Tout ce dont parle la pièce est une pure réalité tragique qui dérange, on ne veut pas la voir. L’humour la fait apparaître avec infiniment plus de force.
Je ne traite pas directement des problèmes sociaux, ils apparaissent dans les rapports entre les personnages, dans les situations poussées à l’extrême. Le syndicaliste par exemple est un homme qui se bat, qui essaye de croire dans sa mission mais, dépassé par les événements, lui-même au bord de la dépression, il doute se sentant impuissant face au suicide de son ami.
Tous les personnages sont des êtres concrets, en chair et en os, ni bons ni méchants, des gens qu’on rencontre dans la vie, qui, oppressés par la peur, l’incertitude, se débattent, essayent de s’en sortir. Les uns craquent d’autres fraudent, recourent à des solutions incroyables comme l’arnaque.

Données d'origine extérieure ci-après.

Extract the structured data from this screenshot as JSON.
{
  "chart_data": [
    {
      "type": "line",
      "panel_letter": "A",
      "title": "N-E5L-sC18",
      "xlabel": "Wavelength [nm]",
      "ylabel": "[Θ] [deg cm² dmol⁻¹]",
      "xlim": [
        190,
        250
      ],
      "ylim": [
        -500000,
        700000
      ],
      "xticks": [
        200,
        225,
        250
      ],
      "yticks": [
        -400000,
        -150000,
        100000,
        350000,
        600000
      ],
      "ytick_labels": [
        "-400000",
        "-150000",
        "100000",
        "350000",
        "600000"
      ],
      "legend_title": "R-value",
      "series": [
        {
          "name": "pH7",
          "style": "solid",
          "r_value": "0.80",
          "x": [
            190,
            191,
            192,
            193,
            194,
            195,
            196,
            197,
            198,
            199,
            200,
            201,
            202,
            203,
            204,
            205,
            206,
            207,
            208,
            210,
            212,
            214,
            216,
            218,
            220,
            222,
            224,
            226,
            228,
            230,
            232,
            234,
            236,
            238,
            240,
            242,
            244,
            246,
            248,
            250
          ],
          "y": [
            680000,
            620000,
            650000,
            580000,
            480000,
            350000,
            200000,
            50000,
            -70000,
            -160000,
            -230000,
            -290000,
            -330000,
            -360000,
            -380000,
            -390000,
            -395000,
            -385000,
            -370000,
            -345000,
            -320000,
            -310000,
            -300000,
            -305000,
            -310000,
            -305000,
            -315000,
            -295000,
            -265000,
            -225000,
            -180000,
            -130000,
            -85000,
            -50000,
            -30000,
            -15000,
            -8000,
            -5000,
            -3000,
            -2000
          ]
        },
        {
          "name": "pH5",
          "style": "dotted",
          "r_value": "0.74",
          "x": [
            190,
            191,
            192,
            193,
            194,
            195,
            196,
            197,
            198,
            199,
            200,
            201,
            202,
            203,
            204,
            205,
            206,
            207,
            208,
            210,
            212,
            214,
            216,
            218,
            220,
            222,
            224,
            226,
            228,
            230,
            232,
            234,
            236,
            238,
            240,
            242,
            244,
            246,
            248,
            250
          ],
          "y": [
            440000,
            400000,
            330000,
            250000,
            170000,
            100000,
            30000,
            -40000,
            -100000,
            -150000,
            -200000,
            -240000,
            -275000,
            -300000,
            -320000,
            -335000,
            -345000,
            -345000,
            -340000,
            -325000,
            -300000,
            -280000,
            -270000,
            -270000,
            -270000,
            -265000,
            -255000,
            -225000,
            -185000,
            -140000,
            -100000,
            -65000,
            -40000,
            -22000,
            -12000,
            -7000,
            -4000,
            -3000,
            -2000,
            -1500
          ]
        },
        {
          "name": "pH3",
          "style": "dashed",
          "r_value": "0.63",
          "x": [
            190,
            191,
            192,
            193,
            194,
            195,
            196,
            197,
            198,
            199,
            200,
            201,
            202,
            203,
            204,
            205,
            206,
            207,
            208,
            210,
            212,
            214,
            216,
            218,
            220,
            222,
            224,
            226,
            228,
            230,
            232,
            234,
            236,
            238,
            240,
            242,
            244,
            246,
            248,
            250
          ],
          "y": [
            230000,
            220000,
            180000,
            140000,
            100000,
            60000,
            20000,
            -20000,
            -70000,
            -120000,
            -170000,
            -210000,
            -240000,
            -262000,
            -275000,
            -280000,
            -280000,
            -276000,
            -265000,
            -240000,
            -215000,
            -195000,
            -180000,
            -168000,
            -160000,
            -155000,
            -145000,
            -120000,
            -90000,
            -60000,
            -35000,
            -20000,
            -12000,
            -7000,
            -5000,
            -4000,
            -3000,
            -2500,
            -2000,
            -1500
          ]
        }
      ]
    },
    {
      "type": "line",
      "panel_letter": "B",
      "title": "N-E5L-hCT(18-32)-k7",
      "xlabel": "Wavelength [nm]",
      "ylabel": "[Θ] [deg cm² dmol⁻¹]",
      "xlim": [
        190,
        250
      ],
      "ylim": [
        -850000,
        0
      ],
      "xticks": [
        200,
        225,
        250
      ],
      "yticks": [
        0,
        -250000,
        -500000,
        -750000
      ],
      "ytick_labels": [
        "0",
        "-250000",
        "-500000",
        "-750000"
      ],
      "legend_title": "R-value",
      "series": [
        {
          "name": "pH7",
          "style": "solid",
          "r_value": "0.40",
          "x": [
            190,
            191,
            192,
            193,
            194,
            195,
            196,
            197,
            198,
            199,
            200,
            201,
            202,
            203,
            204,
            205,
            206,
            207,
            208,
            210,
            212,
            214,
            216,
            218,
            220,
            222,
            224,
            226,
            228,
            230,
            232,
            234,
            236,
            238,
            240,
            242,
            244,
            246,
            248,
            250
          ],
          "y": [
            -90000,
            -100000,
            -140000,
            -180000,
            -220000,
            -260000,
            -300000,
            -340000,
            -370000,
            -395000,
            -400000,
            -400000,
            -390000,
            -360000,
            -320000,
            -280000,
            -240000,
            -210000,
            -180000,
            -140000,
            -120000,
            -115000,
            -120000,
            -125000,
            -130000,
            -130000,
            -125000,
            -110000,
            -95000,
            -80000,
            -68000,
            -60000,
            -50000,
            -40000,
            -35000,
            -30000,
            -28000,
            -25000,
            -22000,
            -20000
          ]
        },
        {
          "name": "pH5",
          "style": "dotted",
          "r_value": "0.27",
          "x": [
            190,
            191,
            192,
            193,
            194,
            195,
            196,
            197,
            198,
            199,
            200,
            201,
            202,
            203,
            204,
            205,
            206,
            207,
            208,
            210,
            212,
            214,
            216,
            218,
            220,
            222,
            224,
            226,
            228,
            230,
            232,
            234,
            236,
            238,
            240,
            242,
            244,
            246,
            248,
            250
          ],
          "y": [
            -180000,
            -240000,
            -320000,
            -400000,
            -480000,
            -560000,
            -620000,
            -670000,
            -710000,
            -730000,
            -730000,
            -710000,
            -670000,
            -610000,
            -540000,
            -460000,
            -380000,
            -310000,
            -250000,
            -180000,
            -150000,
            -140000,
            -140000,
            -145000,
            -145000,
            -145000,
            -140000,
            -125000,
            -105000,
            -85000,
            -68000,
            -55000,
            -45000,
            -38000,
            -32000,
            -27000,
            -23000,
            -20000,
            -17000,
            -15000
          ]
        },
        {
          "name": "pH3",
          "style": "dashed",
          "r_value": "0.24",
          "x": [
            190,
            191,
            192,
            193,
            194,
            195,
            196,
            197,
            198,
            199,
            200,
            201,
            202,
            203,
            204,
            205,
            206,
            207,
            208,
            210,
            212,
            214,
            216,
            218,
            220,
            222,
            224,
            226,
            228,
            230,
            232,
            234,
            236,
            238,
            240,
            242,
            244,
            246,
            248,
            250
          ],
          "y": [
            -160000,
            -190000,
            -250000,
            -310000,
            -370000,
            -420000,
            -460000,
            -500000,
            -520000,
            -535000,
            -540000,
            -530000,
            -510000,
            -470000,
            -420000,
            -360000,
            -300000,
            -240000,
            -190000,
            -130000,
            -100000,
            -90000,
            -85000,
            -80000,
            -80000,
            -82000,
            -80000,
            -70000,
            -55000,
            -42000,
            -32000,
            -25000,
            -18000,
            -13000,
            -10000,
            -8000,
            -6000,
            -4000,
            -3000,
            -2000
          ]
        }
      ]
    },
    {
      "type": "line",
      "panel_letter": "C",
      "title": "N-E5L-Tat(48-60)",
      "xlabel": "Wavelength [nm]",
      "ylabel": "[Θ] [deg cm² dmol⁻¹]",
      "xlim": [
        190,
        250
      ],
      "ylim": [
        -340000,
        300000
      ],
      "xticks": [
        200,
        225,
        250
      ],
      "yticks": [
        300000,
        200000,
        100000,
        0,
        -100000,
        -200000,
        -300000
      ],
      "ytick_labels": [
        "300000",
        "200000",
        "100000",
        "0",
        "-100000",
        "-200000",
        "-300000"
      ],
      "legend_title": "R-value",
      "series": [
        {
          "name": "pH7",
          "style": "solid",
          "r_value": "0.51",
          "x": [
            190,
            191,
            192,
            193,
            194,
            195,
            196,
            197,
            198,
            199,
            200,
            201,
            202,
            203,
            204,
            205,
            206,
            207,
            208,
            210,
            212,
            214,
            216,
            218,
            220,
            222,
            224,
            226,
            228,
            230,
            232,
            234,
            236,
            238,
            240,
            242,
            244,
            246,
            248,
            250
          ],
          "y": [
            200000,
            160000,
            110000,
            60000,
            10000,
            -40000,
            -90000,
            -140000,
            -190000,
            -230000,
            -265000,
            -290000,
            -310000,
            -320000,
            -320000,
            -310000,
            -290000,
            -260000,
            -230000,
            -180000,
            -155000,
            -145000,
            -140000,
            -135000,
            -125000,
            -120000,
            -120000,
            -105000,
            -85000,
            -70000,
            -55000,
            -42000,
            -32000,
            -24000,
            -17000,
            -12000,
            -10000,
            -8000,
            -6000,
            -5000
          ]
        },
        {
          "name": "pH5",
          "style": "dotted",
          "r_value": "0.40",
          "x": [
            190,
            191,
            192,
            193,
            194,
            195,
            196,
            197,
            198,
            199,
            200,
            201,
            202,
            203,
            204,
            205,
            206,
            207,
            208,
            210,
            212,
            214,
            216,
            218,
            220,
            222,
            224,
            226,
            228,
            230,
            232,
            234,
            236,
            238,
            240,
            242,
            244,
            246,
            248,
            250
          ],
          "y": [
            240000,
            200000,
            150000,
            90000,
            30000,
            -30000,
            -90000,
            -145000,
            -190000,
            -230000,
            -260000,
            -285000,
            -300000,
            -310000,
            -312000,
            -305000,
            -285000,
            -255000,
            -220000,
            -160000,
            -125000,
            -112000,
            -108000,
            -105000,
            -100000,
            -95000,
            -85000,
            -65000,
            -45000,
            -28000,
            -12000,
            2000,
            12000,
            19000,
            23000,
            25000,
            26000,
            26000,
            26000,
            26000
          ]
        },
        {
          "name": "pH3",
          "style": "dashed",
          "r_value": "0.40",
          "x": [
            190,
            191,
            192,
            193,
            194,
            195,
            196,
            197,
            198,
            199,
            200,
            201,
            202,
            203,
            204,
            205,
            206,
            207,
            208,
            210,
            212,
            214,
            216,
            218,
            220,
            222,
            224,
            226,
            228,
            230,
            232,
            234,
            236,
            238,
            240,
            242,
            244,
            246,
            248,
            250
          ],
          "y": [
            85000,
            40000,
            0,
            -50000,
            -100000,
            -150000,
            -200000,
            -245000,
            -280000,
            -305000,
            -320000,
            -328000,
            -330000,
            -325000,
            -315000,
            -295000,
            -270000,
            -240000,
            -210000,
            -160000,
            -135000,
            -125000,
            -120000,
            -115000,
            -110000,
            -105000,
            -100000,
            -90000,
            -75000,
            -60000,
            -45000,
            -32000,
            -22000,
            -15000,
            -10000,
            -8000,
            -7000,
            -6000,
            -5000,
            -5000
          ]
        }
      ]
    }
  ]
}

Le discours anxiogène des médias amplifie encore leurs peurs et les pousse souvent à des actes extrêmes.

À travers les personnages des parents de Christine vous mettez la réalité d’aujourd’hui dans la perspective des utopies, des idées révolutionnaires de 68…
La présence du couple de parents tient à la distribution pour la mise en scène. Il fallait que j’intègre dans la pièce des rôles pour deux acteurs plus âgés, d’où les parents de Christine. Je les ai replacés dans le contexte de leur perception du travail à l’époque. Le père est un ouvrier à la retraite, la mère n’a jamais travaillé. Elle est une bourgeoise qui a épousé en la personne d’un ouvrier la cause prolétarienne et qui avait quasiment un rapport érotique avec le corps travaillant du prolétaire.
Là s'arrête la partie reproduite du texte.